Cette centrale a donc pour objectif d’améliorer la qualité des informations financières sur les emprunteurs en vue de permettre aux prêteurs (EMF) de mieux apprécier le niveau total d’engagement des demandeurs de crédit envers le système financier, et par conséquent de mieux évaluer leur capacité de remboursement.
De manière spécifique, il sera question d’affiner leurs décisions d’octroi de crédits en disposant d’un outil additionnel d’aide à la décision, de réduire les créances en souffrance  et améliorer le taux de crédits sains octroyés et de limiter le surendettement de leurs clients.
Il faut dire que de nos jours, le rôle des établissements de microfinance dans l’économie nationale n’est plus à démontrer, et les chiffres du secteur sont assez parlants. Au 31 décembre 2017, ce sont 3,03 millions de comptes qui étaient ouverts dans les 76 EMF de deuxième catégorie que compte le pays, contre 2,14 millions dans les établissements de crédit.
A la même date, les dépôts des EMF représentaient 16,66 % du total des dépôts enregistrés dans le pays,  tandis que les crédits accordés par eux valaient 13,98 % du total des crédits des établissements de crédit.
Jocelyne NDOUYOU-MOULIOM

« La Centrale permettra de détecter les mauvais payeurs »
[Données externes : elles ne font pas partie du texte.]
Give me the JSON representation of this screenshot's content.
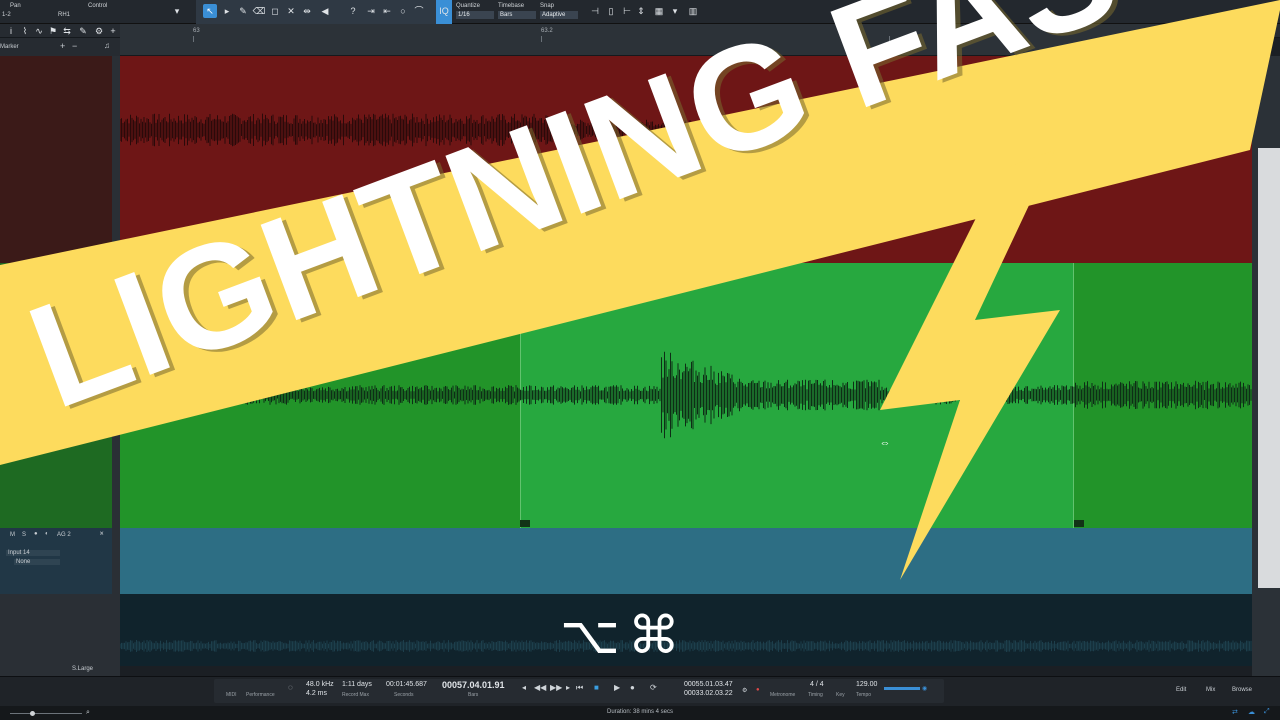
{
  "toolbar": {
    "param_name": "Pan",
    "channel": "1-2",
    "control_label": "Control",
    "control_value": "RH1",
    "quantize_label": "Quantize",
    "quantize_value": "1/16",
    "timebase_label": "Timebase",
    "timebase_value": "Bars",
    "snap_label": "Snap",
    "snap_value": "Adaptive"
  },
  "ruler": {
    "mark_1": "63",
    "mark_2": "63.2"
  },
  "tracks": {
    "marker_label": "Marker",
    "track_name": "AG 2",
    "input": "Input 14",
    "output": "None",
    "btn_m": "M",
    "btn_s": "S",
    "size_label": "S.Large"
  },
  "transport": {
    "sample_rate": "48.0 kHz",
    "latency": "4.2 ms",
    "midi_label": "MIDI",
    "performance_label": "Performance",
    "record_time": "1:11 days",
    "record_label": "Record Max",
    "seconds_value": "00:01:45.687",
    "seconds_label": "Seconds",
    "bars_value": "00057.04.01.91",
    "bars_label": "Bars",
    "loop_start": "00055.01.03.47",
    "loop_end": "00033.02.03.22",
    "metronome_label": "Metronome",
    "timing_value": "4 / 4",
    "timing_label": "Timing",
    "key_label": "Key",
    "tempo_value": "129.00",
    "tempo_label": "Tempo",
    "edit_label": "Edit",
    "mix_label": "Mix",
    "browse_label": "Browse"
  },
  "status": {
    "duration": "Duration: 38 mins 4 secs"
  },
  "overlay": {
    "headline": "LIGHTNING FAST",
    "shortcut": "⌥⌘",
    "banner_color": "#fddb5d",
    "text_color": "#ffffff"
  },
  "colors": {
    "track_red": "#6e1616",
    "track_green": "#229429",
    "track_teal": "#2d6e84",
    "accent": "#3a8fd6"
  }
}
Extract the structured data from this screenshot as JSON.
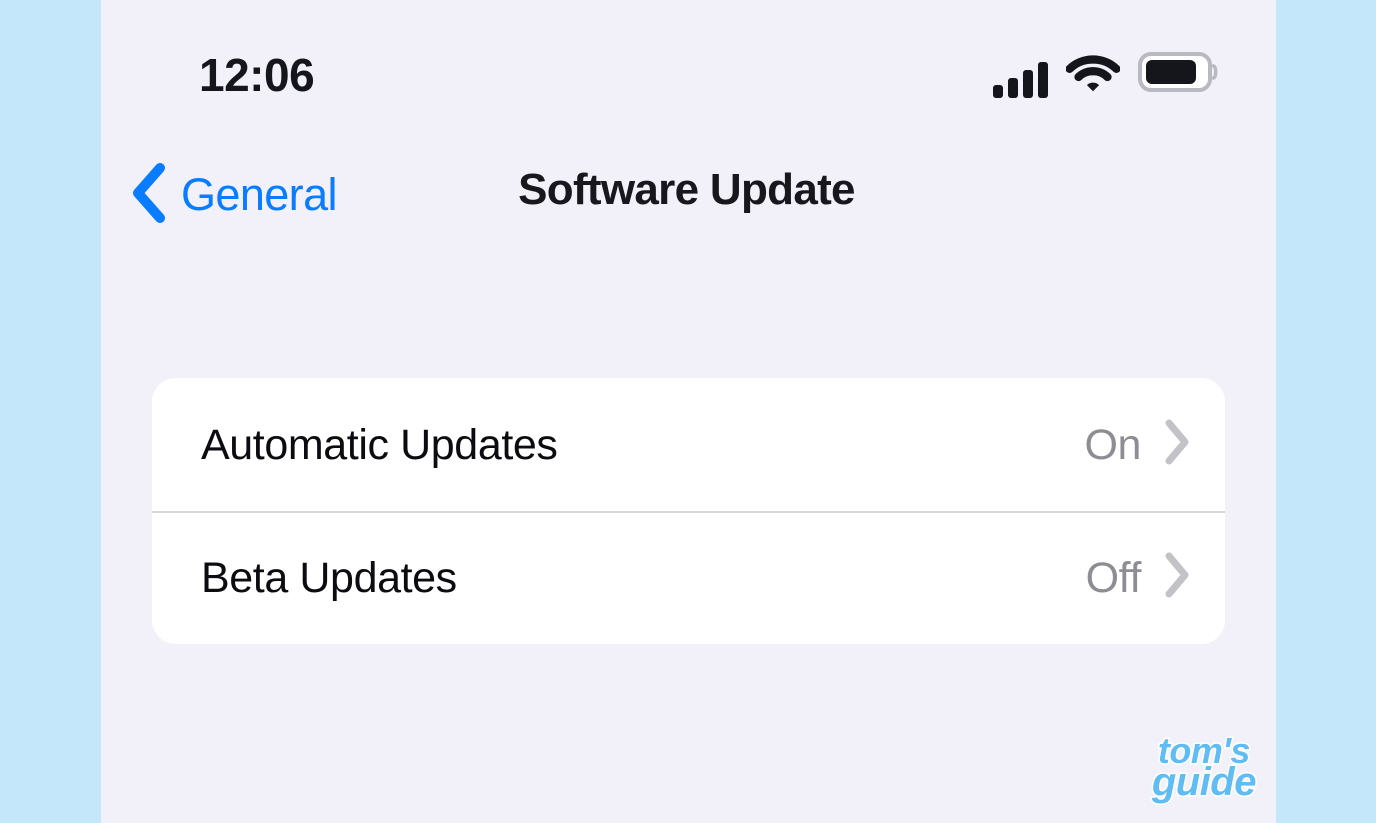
{
  "theme": {
    "page_backdrop_color": "#c4e8fa",
    "screen_background_color": "#f2f1f9",
    "card_background_color": "#ffffff",
    "accent_blue": "#0a7cff",
    "secondary_text_color": "#8d8d93",
    "chevron_color": "#c2c2c7",
    "separator_color": "#d6d6dc",
    "watermark_color": "#60bdf3"
  },
  "status_bar": {
    "time": "12:06",
    "signal_icon": "cellular-signal-icon",
    "signal_bars_filled": 4,
    "signal_bars_total": 4,
    "wifi_icon": "wifi-icon",
    "wifi_bars_filled": 3,
    "battery_icon": "battery-icon",
    "battery_level_percent": 75
  },
  "nav_bar": {
    "back_label": "General",
    "back_icon": "chevron-left-icon",
    "title": "Software Update"
  },
  "settings": {
    "rows": [
      {
        "label": "Automatic Updates",
        "value": "On",
        "chevron_icon": "chevron-right-icon"
      },
      {
        "label": "Beta Updates",
        "value": "Off",
        "chevron_icon": "chevron-right-icon"
      }
    ]
  },
  "watermark": {
    "line1": "tom's",
    "line2": "guide"
  }
}
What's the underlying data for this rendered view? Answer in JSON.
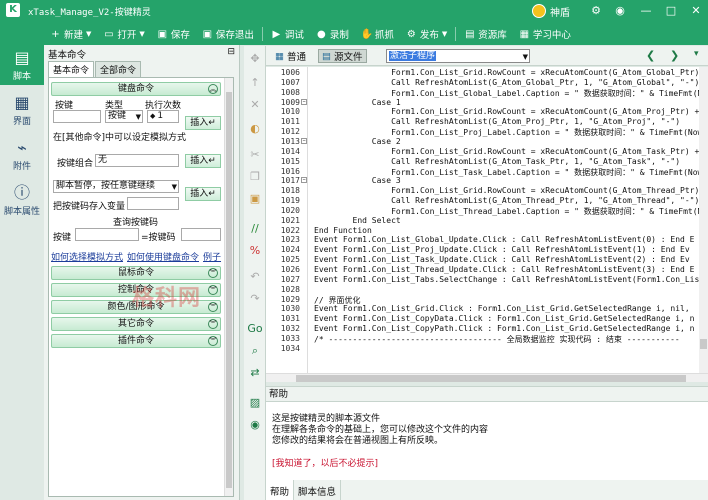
{
  "window": {
    "title": "xTask_Manage_V2-按键精灵",
    "user": "神盾",
    "logo_glyph": "K"
  },
  "toolbar": [
    {
      "label": "新建",
      "icon": "plus-icon",
      "glyph": "+",
      "dropdown": true
    },
    {
      "label": "打开",
      "icon": "folder-icon",
      "glyph": "▭",
      "dropdown": true
    },
    {
      "label": "保存",
      "icon": "save-icon",
      "glyph": "▣",
      "dropdown": false
    },
    {
      "label": "保存退出",
      "icon": "save-exit-icon",
      "glyph": "▣",
      "dropdown": false
    },
    {
      "label": "调试",
      "icon": "play-icon",
      "glyph": "▶",
      "dropdown": false
    },
    {
      "label": "录制",
      "icon": "record-icon",
      "glyph": "●",
      "dropdown": false
    },
    {
      "label": "抓抓",
      "icon": "capture-icon",
      "glyph": "✋",
      "dropdown": false
    },
    {
      "label": "发布",
      "icon": "publish-icon",
      "glyph": "⚙",
      "dropdown": true
    },
    {
      "label": "资源库",
      "icon": "library-icon",
      "glyph": "▤",
      "dropdown": false
    },
    {
      "label": "学习中心",
      "icon": "learn-icon",
      "glyph": "▦",
      "dropdown": false
    }
  ],
  "rail": [
    {
      "label": "脚本",
      "icon": "script-icon",
      "glyph": "▤",
      "active": true
    },
    {
      "label": "界面",
      "icon": "ui-icon",
      "glyph": "▦",
      "active": false
    },
    {
      "label": "附件",
      "icon": "attachment-icon",
      "glyph": "⌁",
      "active": false
    },
    {
      "label": "脚本属性",
      "icon": "info-icon",
      "glyph": "ⓘ",
      "active": false
    }
  ],
  "cmdpanel": {
    "header": "基本命令",
    "tabs": [
      "基本命令",
      "全部命令"
    ],
    "keyboard_group": "键盘命令",
    "key_label": "按键",
    "type_label": "类型",
    "type_value": "按键",
    "count_label": "执行次数",
    "count_value": "1",
    "insert": "插入",
    "use_in_other": "在[其他命令]中可以设定模拟方式",
    "combo_label": "按键组合",
    "combo_value": "无",
    "pause_select": "脚本暂停，按任意键继续",
    "store_label": "把按键码存入变量",
    "query_label": "查询按键码",
    "query_key": "按键",
    "query_code": "=按键码",
    "link_sim": "如何选择模拟方式",
    "link_use": "如何使用键盘命令",
    "link_example": "例子",
    "groups": [
      "鼠标命令",
      "控制命令",
      "颜色/图形命令",
      "其它命令",
      "插件命令"
    ]
  },
  "editor": {
    "mode_normal": "普通",
    "mode_source": "源文件",
    "sub_select": "激活子程序"
  },
  "code_lines": [
    {
      "n": "1006",
      "t": "                Form1.Con_List_Grid.RowCount = xRecuAtomCount(G_Atom_Global_Ptr) + 1"
    },
    {
      "n": "1007",
      "t": "                Call RefreshAtomList(G_Atom_Global_Ptr, 1, \"G_Atom_Global\", \"-\")"
    },
    {
      "n": "1008",
      "t": "                Form1.Con_List_Global_Label.Caption = \" 数据获取时间：\" & TimeFmt(Now"
    },
    {
      "n": "1009",
      "t": "            Case 1"
    },
    {
      "n": "1010",
      "t": "                Form1.Con_List_Grid.RowCount = xRecuAtomCount(G_Atom_Proj_Ptr) + 1"
    },
    {
      "n": "1011",
      "t": "                Call RefreshAtomList(G_Atom_Proj_Ptr, 1, \"G_Atom_Proj\", \"-\")"
    },
    {
      "n": "1012",
      "t": "                Form1.Con_List_Proj_Label.Caption = \" 数据获取时间：\" & TimeFmt(Now"
    },
    {
      "n": "1013",
      "t": "            Case 2"
    },
    {
      "n": "1014",
      "t": "                Form1.Con_List_Grid.RowCount = xRecuAtomCount(G_Atom_Task_Ptr) + 1"
    },
    {
      "n": "1015",
      "t": "                Call RefreshAtomList(G_Atom_Task_Ptr, 1, \"G_Atom_Task\", \"-\")"
    },
    {
      "n": "1016",
      "t": "                Form1.Con_List_Task_Label.Caption = \" 数据获取时间：\" & TimeFmt(Now"
    },
    {
      "n": "1017",
      "t": "            Case 3"
    },
    {
      "n": "1018",
      "t": "                Form1.Con_List_Grid.RowCount = xRecuAtomCount(G_Atom_Thread_Ptr) + 1"
    },
    {
      "n": "1019",
      "t": "                Call RefreshAtomList(G_Atom_Thread_Ptr, 1, \"G_Atom_Thread\", \"-\")"
    },
    {
      "n": "1020",
      "t": "                Form1.Con_List_Thread_Label.Caption = \" 数据获取时间：\" & TimeFmt(Now"
    },
    {
      "n": "1021",
      "t": "        End Select"
    },
    {
      "n": "1022",
      "t": "End Function"
    },
    {
      "n": "1023",
      "t": "Event Form1.Con_List_Global_Update.Click : Call RefreshAtomListEvent(0) : End E"
    },
    {
      "n": "1024",
      "t": "Event Form1.Con_List_Proj_Update.Click : Call RefreshAtomListEvent(1) : End Ev"
    },
    {
      "n": "1025",
      "t": "Event Form1.Con_List_Task_Update.Click : Call RefreshAtomListEvent(2) : End Ev"
    },
    {
      "n": "1026",
      "t": "Event Form1.Con_List_Thread_Update.Click : Call RefreshAtomListEvent(3) : End E"
    },
    {
      "n": "1027",
      "t": "Event Form1.Con_List_Tabs.SelectChange : Call RefreshAtomListEvent(Form1.Con_Lis"
    },
    {
      "n": "1028",
      "t": ""
    },
    {
      "n": "1029",
      "t": "// 界面优化"
    },
    {
      "n": "1030",
      "t": "Event Form1.Con_List_Grid.Click : Form1.Con_List_Grid.GetSelectedRange i, nil,"
    },
    {
      "n": "1031",
      "t": "Event Form1.Con_List_CopyData.Click : Form1.Con_List_Grid.GetSelectedRange i, n"
    },
    {
      "n": "1032",
      "t": "Event Form1.Con_List_CopyPath.Click : Form1.Con_List_Grid.GetSelectedRange i, n"
    },
    {
      "n": "1033",
      "t": "/* ------------------------------------ 全局数据监控 实现代码 : 结束 -----------"
    },
    {
      "n": "1034",
      "t": ""
    }
  ],
  "help": {
    "title": "帮助",
    "line1": "这是按键精灵的脚本源文件",
    "line2": "在理解各条命令的基础上，您可以修改这个文件的内容",
    "line3": "您修改的结果将会在普通视图上有所反映。",
    "line4": "[我知道了，以后不必提示]",
    "tabs": [
      "帮助",
      "脚本信息"
    ]
  },
  "watermark": "格科网",
  "colors": {
    "brand": "#25a36a",
    "accent_link": "#1c3d9a",
    "warning": "#c8102e"
  }
}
Jean-Marie Benoît, Directeur national de la Banque des Etats de l’Afrique centrale, Secrétaire général du Conseil national du crédit.
Monsieur le directeur, le ministre des Finances lance ce jeudi la centrale des risques des établissements de microfinance. A quoi renvoie cette appellation ?
La Centrale des Risques des Etablissements de Microfinance, en abrégé CREMF, est une base de données qui enregistre les informations sur les engagements de la clientèle des banques, des établissements financiers et de microfinance. La CREMF est structurée autour de deux principaux fichiers : le fichier des créances saines, et le fichier des créances en souffrance. Le fichier des créances saines contient les informations sur l’encours des crédits sains accordés à la clientèle, dont le remboursement s’effectue normalement (découverts, facilités de caisse, crédits à court terme, crédits à moyen terme, crédits à long terme, cautions et avals), en nombre et en valeur. Les informations contenues dans le fichier des créances en souffrance quant à elles concernent les créances impayées, les créances immobilisées, les créances douteuses couvertes par la garantie de l’Etat ou par des sûretés réelles, et les autres créances douteuses.
On sait que cette structure vient accompagner les établissements de microfinance. Y aura-t-il choix ou obligation pour les EMF d’y adhérer ?
Les EMF ont l’obligation d’alimenter la CREMF à travers la plateforme CIP-FIBANE-CASEMF officiellement lancée par le ministre des Finances le 23 juin 2016. Cette entrée en relation avec les EMF est encadrée par un protocole d’échanges de données qui fixe les modalités de télé-déclaration suivant la nature des informations collectées. Il appartiendra dès lors aux EMF d’éclairer leurs décisions de crédit à la lumière de ces informations partagées et consultables suivant certaines modalités.
Peut-on espérer que la centrale apporte plus de transparence dans la gestion des EMF et aide ainsi à éradiquer sinon diminuer le phénomène de banqueroute?
C’est là le but ultime de la Centrale des Risques des EMF: réduire le pourcentage des crédits non performants, qui le plus souvent dans notre contexte, sont à l’origine de la faillite des établissements de crédit, notamment le fait que ceux qui s’endettent dans ces établissements ne remboursent pas leurs crédits, au détriment des déposants qui ne peuvent plus de cette façon disposer des fonds qu’ils ont déposés. Car, il faut bien le comprendre, lorsqu’une banque donne des crédits à des clients, c’est sur la base des dépôts qu’ont faits d’autres clients. Or, il se trouve que ce sont souvent les mêmes mauvais payeurs qui écument de nombreux établissements. La Centrale permet par conséquent de les détecter et de les mettre au ban du système financier, tant qu’ils ne remboursent pas les crédits qu’ils doivent. Ainsi donc, dès que vous êtes fichés comme mauvais payeur dans un établissement, vous ne pouvez plus prendre de crédit dans aucun autre.